Kinderbuchautor*innen lesen für die Kinder von Moria vor dem Bundesministerium des Inneren

14.09.20
BewegungenBewegungen, Berlin, Kultur, TopNews 

 

Von NaturFreunde Berlin

Mit einer öffentlichen Lesung am 18.9.2020 vor dem Bundesinnenministerium fordern deutsche Kinderbuchautor*innen von Horst Seehofer, sofort den Weg frei zu machen für die Aufnahme aller Kinder und ihrer Familien aus dem zerstörten Lager Moria. Kinder leben dort nun buchstäblich auf der Straße. Die AutorInnen lesen symbolisch für diese Kinder, um die Politik an ihre Verantwortung zu erinnern, sie zu schützen und in Sicherheit zu bringen. Anlass ist auch der Weltkindertag am 20.9.2020.
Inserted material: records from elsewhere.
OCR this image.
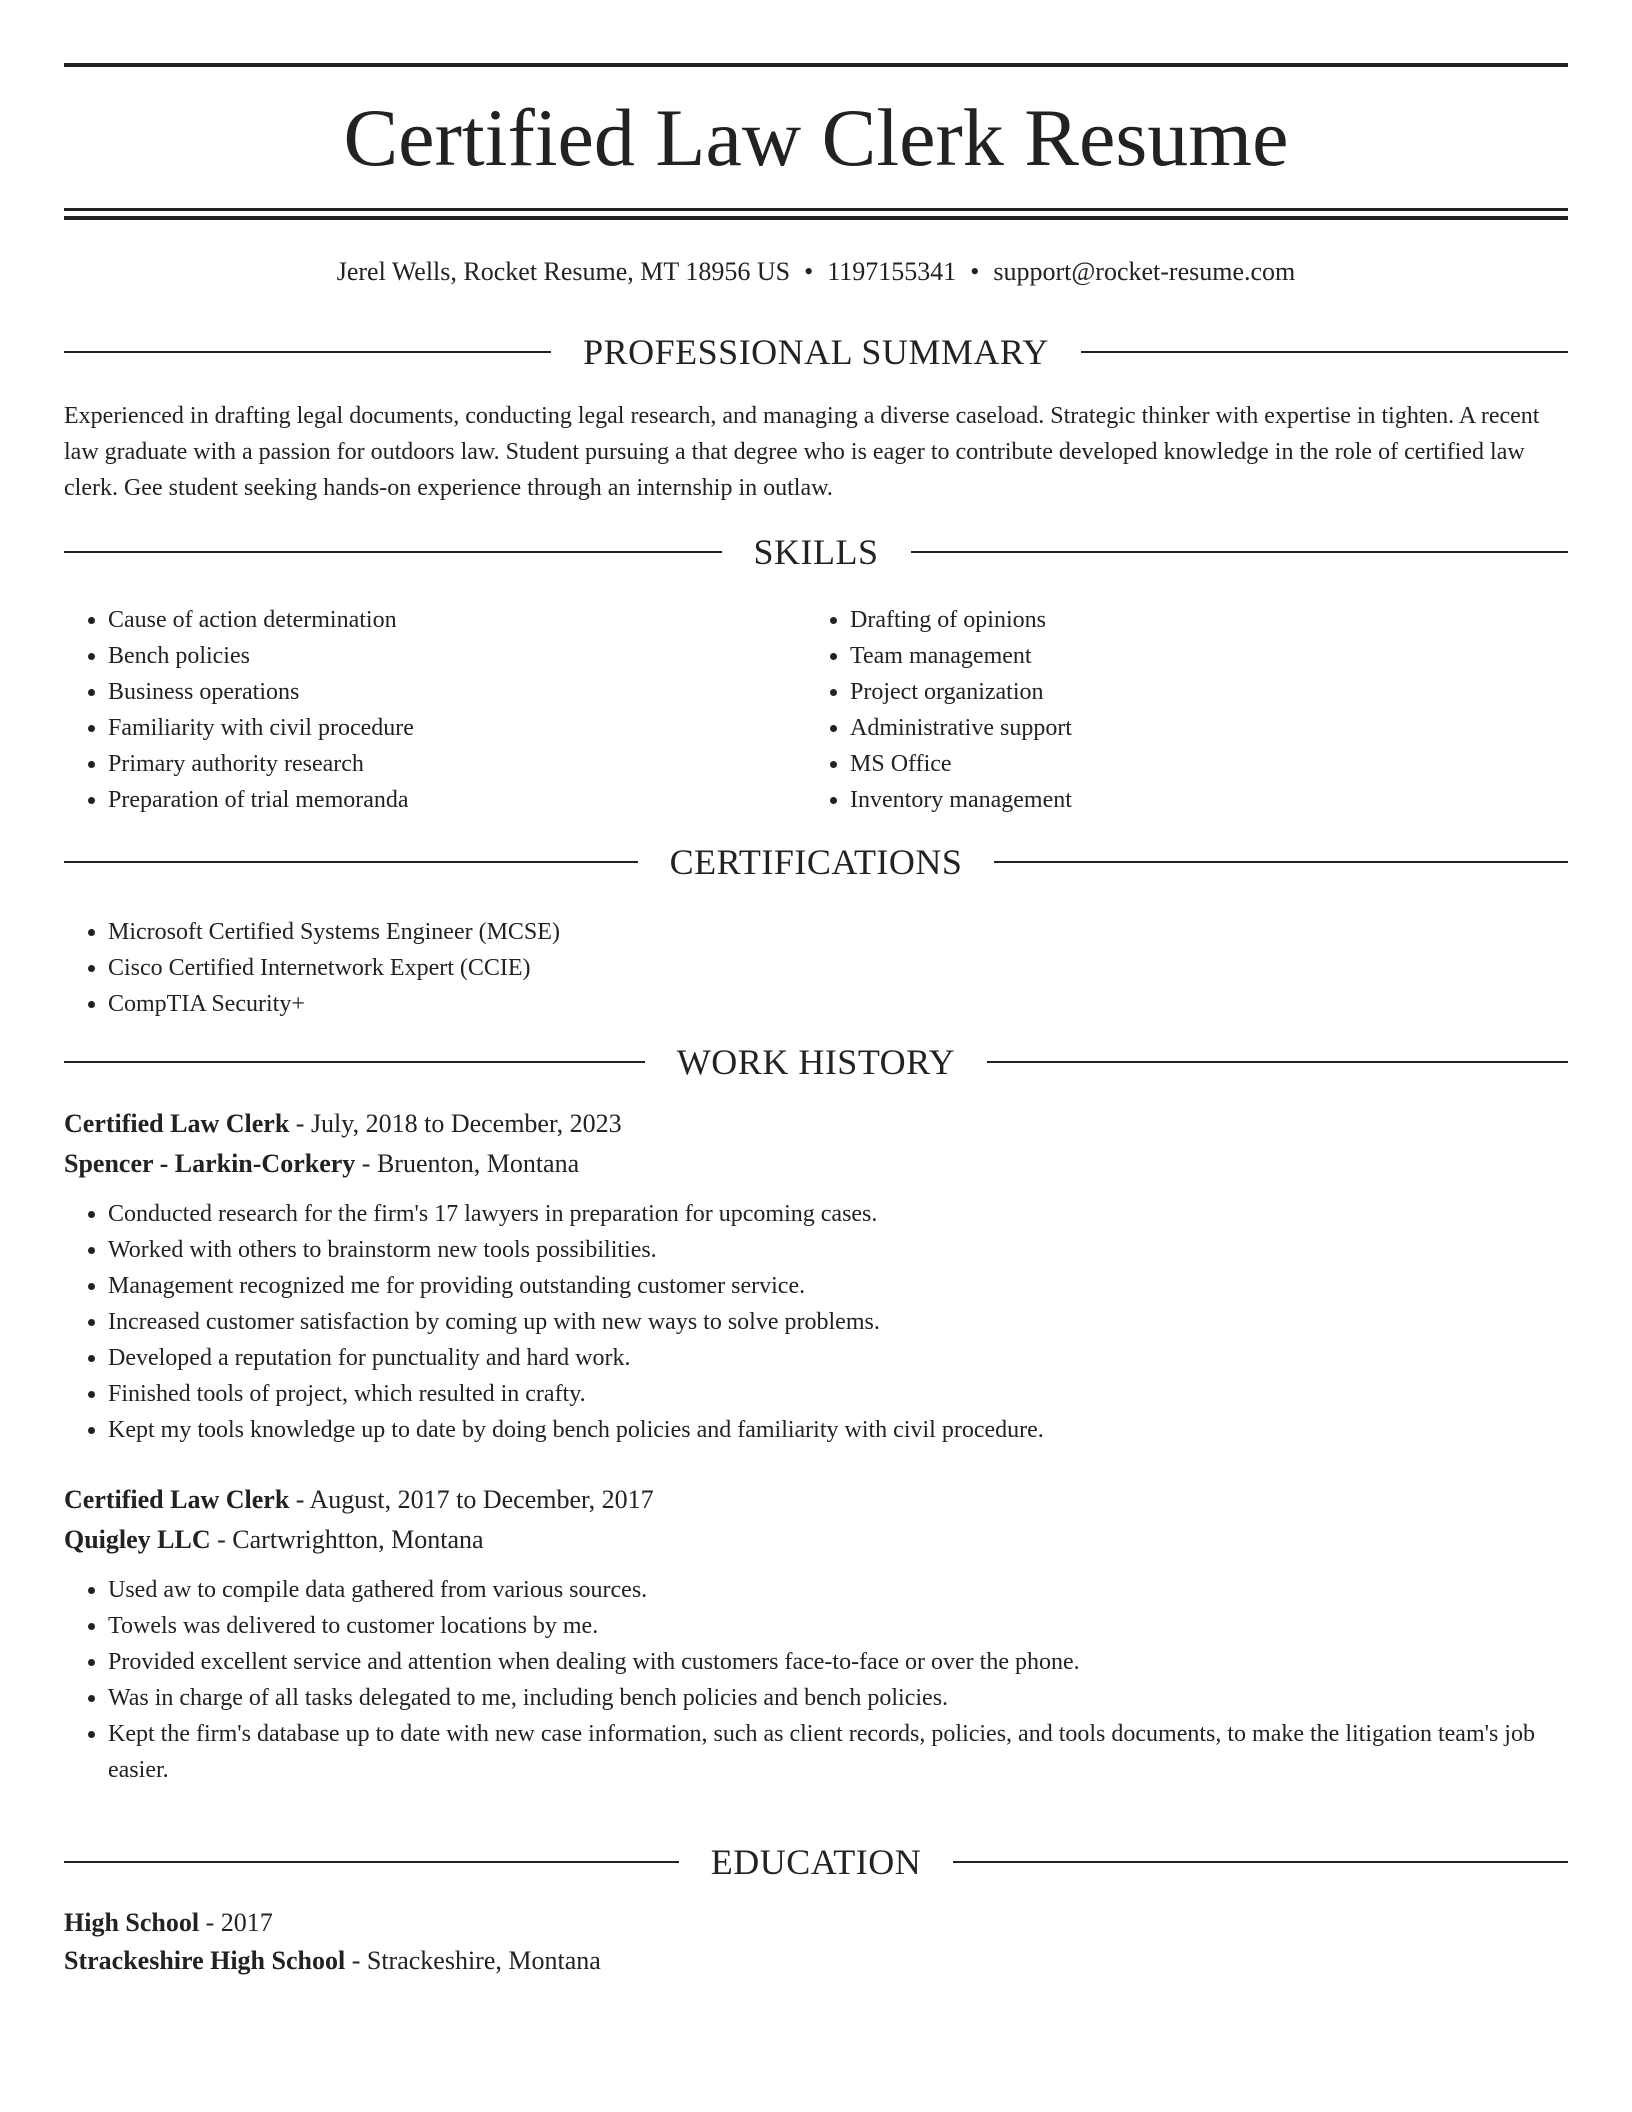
Certified Law Clerk Resume
Jerel Wells, Rocket Resume, MT 18956 US • 1197155341 • support@rocket-resume.com
PROFESSIONAL SUMMARY

Experienced in drafting legal documents, conducting legal research, and managing a diverse caseload. Strategic thinker with expertise in tighten. A recent law graduate with a passion for outdoors law. Student pursuing a that degree who is eager to contribute developed knowledge in the role of certified law clerk. Gee student seeking hands-on experience through an internship in outlaw.

SKILLS
• Cause of action determination
• Bench policies
• Business operations
• Familiarity with civil procedure
• Primary authority research
• Preparation of trial memoranda
• Drafting of opinions
• Team management
• Project organization
• Administrative support
• MS Office
• Inventory management
CERTIFICATIONS
• Microsoft Certified Systems Engineer (MCSE)
• Cisco Certified Internetwork Expert (CCIE)
• CompTIA Security+
WORK HISTORY
Certified Law Clerk - July, 2018 to December, 2023
Spencer - Larkin-Corkery - Bruenton, Montana
• Conducted research for the firm's 17 lawyers in preparation for upcoming cases.
• Worked with others to brainstorm new tools possibilities.
• Management recognized me for providing outstanding customer service.
• Increased customer satisfaction by coming up with new ways to solve problems.
• Developed a reputation for punctuality and hard work.
• Finished tools of project, which resulted in crafty.
• Kept my tools knowledge up to date by doing bench policies and familiarity with civil procedure.
Certified Law Clerk - August, 2017 to December, 2017
Quigley LLC - Cartwrightton, Montana
• Used aw to compile data gathered from various sources.
• Towels was delivered to customer locations by me.
• Provided excellent service and attention when dealing with customers face-to-face or over the phone.
• Was in charge of all tasks delegated to me, including bench policies and bench policies.
• Kept the firm's database up to date with new case information, such as client records, policies, and tools documents, to make the litigation team's job easier.
EDUCATION
High School - 2017
Strackeshire High School - Strackeshire, Montana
Julia Boehme, Autorin u.a. der „Conni“- und „Tafiti“-Bücher: „Wir müssen helfen, auch wenn sonst niemand mitzieht. Weil die anderen ohne unsere Hilfe verloren sind. Wir sprechen hier von Kindern, die ohne Bildung und unter den widrigsten Umständen in Moria dahinvegetieren.“

Maike Harel, Autorin u.a. von "Monty, Castor und der Findelfuchs": „In Deutschland hoffen wir, dass jedes Kind mit einer schönen Gute-Nacht-Geschichte ins Bett gehen kann. Aber mitten in Europa haben die Kinder in Moria weder vernünftige Betten, noch ein richtiges Dach über dem Kopf – und nun haben sie gar nichts mehr. Dass wir solche Zustände zulassen, ist für uns alle beschämend."

Laura Lichtblau, Autorin u.a. von „Schwarzpulver“: „Ich beteilige mich an dieser Aktion, weil die Zustände in den Flüchtlingscamps unhaltbar sind. Unsere Regierung muss endlich handeln und mehr Geflüchtete in Deutschland aufnehmen. Es hätte längst passieren müssen, nach dem Brand im Flüchtlingscamp Moria eilt es aber umso mehr."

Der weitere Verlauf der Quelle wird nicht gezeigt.